Indeed, data leaks can damage their reputations, causing them to lose customers and business contracts.
In addition, companies may be subject to financial and legal sanctions for failing to comply with data protection obligations. Regulators, such as the CNIL, can conduct investigations and audits to assess compliance if necessary.
Moreover, the company DEDALUS BIOLOGY was severely sanctioned by the CNIL on April 15, 2022, with a fine of 1.5 million euros, following the leak of medical datas of 500,000 persons. This leak exposed sensitive personal informations such as first and last names, social security numbers, medical datas and other confidential medical informations. In this case, the CNIL carried out checks and seized the Paris court to block access to data published online. After identifying several breaches relating to data security, the CNIL’s restricted committee decided to impose a fine of 1.5 million euros.
This sanction highlights the crucial importance of the protection of personal datas and underlines the serious financial and legal consequences that companies can face in the event of a data breach.
DATA LEAK PREVENTION MEASURES
In order to prevent data leaks, companies and people must adopt proactive measures to strengthen the security of their systems, identify and correct existing vulnerabilities.
It is therefore important to remain constantly vigilant and never disclose sensitive informations without thorough verification of the identity of the entity or the person.

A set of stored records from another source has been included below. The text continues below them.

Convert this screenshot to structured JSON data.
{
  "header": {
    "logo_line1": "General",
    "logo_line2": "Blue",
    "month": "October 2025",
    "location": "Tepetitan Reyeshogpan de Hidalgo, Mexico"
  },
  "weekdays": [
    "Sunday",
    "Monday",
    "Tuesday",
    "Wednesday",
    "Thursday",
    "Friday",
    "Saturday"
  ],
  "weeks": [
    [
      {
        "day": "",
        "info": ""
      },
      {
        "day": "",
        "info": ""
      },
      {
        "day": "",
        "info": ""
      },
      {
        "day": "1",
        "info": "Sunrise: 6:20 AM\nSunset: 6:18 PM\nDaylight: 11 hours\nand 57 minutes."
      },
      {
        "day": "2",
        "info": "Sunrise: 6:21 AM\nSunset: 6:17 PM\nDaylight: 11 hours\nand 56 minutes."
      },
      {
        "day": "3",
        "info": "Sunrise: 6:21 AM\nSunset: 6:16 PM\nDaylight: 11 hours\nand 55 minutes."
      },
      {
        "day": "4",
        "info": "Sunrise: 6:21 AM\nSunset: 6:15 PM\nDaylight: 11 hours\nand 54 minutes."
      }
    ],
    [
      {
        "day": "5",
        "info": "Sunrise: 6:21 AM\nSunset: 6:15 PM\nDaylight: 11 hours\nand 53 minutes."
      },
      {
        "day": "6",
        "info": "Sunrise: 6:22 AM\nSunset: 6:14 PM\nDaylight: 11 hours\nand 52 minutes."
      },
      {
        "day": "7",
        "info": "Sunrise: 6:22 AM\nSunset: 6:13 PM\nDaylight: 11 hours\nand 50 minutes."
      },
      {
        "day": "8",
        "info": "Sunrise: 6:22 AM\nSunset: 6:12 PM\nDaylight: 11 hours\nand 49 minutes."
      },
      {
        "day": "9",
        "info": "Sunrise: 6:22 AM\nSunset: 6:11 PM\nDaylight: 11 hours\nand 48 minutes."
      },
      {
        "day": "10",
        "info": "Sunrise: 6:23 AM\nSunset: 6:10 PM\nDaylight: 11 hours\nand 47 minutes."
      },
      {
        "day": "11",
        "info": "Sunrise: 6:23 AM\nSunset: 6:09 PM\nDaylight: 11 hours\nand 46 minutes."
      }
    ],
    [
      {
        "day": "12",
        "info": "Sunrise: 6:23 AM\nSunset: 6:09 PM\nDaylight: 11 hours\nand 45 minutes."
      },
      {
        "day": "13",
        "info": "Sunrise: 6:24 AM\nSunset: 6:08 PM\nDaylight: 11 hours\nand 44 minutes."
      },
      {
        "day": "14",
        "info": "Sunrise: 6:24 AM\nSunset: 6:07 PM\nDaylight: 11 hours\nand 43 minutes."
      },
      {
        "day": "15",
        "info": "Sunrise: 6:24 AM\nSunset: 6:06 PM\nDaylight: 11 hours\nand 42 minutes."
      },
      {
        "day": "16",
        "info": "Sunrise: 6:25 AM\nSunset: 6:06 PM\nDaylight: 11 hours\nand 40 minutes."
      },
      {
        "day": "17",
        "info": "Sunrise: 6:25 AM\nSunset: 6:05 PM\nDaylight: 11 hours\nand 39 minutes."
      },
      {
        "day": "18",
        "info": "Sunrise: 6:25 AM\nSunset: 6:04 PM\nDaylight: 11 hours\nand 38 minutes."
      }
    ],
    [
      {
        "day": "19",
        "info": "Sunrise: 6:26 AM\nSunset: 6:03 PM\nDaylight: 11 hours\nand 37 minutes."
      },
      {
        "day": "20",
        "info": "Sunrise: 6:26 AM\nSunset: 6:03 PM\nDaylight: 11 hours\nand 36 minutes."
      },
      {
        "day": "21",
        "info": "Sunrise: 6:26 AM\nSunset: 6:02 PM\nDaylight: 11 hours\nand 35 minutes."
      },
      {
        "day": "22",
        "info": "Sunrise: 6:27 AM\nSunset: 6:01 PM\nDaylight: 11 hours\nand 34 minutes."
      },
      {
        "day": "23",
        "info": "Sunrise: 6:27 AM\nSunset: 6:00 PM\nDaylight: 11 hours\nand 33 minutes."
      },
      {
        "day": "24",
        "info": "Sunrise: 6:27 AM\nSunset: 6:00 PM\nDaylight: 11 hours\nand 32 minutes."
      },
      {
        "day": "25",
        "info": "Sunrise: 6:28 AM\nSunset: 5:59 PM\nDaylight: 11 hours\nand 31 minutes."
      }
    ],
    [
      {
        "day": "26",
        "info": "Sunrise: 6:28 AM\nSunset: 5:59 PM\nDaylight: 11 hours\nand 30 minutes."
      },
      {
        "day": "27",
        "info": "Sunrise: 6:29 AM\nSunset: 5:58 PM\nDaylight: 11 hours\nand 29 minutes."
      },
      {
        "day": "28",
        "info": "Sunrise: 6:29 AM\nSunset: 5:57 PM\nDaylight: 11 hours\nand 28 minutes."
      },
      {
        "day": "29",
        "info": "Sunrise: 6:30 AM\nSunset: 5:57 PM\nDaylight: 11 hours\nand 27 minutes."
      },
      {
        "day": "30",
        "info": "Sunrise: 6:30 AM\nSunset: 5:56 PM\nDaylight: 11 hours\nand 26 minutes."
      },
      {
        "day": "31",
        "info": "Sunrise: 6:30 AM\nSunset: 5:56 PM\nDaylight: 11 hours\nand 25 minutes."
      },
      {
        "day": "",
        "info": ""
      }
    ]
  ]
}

The CNIL has published a guide to help professionals comply with the Data Protection Act and the GDPR, aimed at ensuring a level of security adapted to the risk.
The guide recommends :
1. Educate users.
2. Authenticate users.
3. Manage clearances.
4. Trace access and manage incidents.
5. Secure workstations.
6. Secure mobile computing.
7. Protect the internal computer network.
8. Secure servers.
9. Secure websites.
10. Back up and plan for business continuity.
11. Archive securely.
12. Supervise the maintenance and destruction of datas.
13. Manage subcontracting.
14. Secure exchanges with other organizations.
15. Protect the premises.
16. Supervise IT developments.
17. Encrypt, guarantee integrity or sign the data.
However, it is also the people’s responsibility to implement preventive measures, such as adopting strong passwords, periodically checking their bank accounts and financial transactions in order to detect suspicious activity and report it without delay to the relevant financial institution.
NOTIFICATION IN CASE OF DATA LEAK
In accordance with the provisions of the General Data Protection Regulation (GDPR), in the event of a data breach, data controllers must :
1.Document the incident internally.
2. Notify the incident immediately to the National Commission for Computing and Liberties (CNIL). In the event that all the necessary information cannot be provided in time, a two-step notification may be considered. The CNIL will investigate the notification and may close the procedure if it considers that the violation has not infringed personal datas or does not present a risk to the rights and freedoms of the persons concerned.
3. In the event of a high risk for the rights and freedoms of the persons concerned, also notify the breach to them and put in place appropriate technical data protection measures.
Indeed, these actions are essential in order to comply with the legal and regulatory requirements in force. It is therefore recommended to file a complaint with the competent authorities and to provide all the evidence in the event of cyberattacks.
Finally, to minimize the risks of data leaks and protect the sensitive datas of companies and persons, it is crucial to put in place preventive measures such as automated solutions.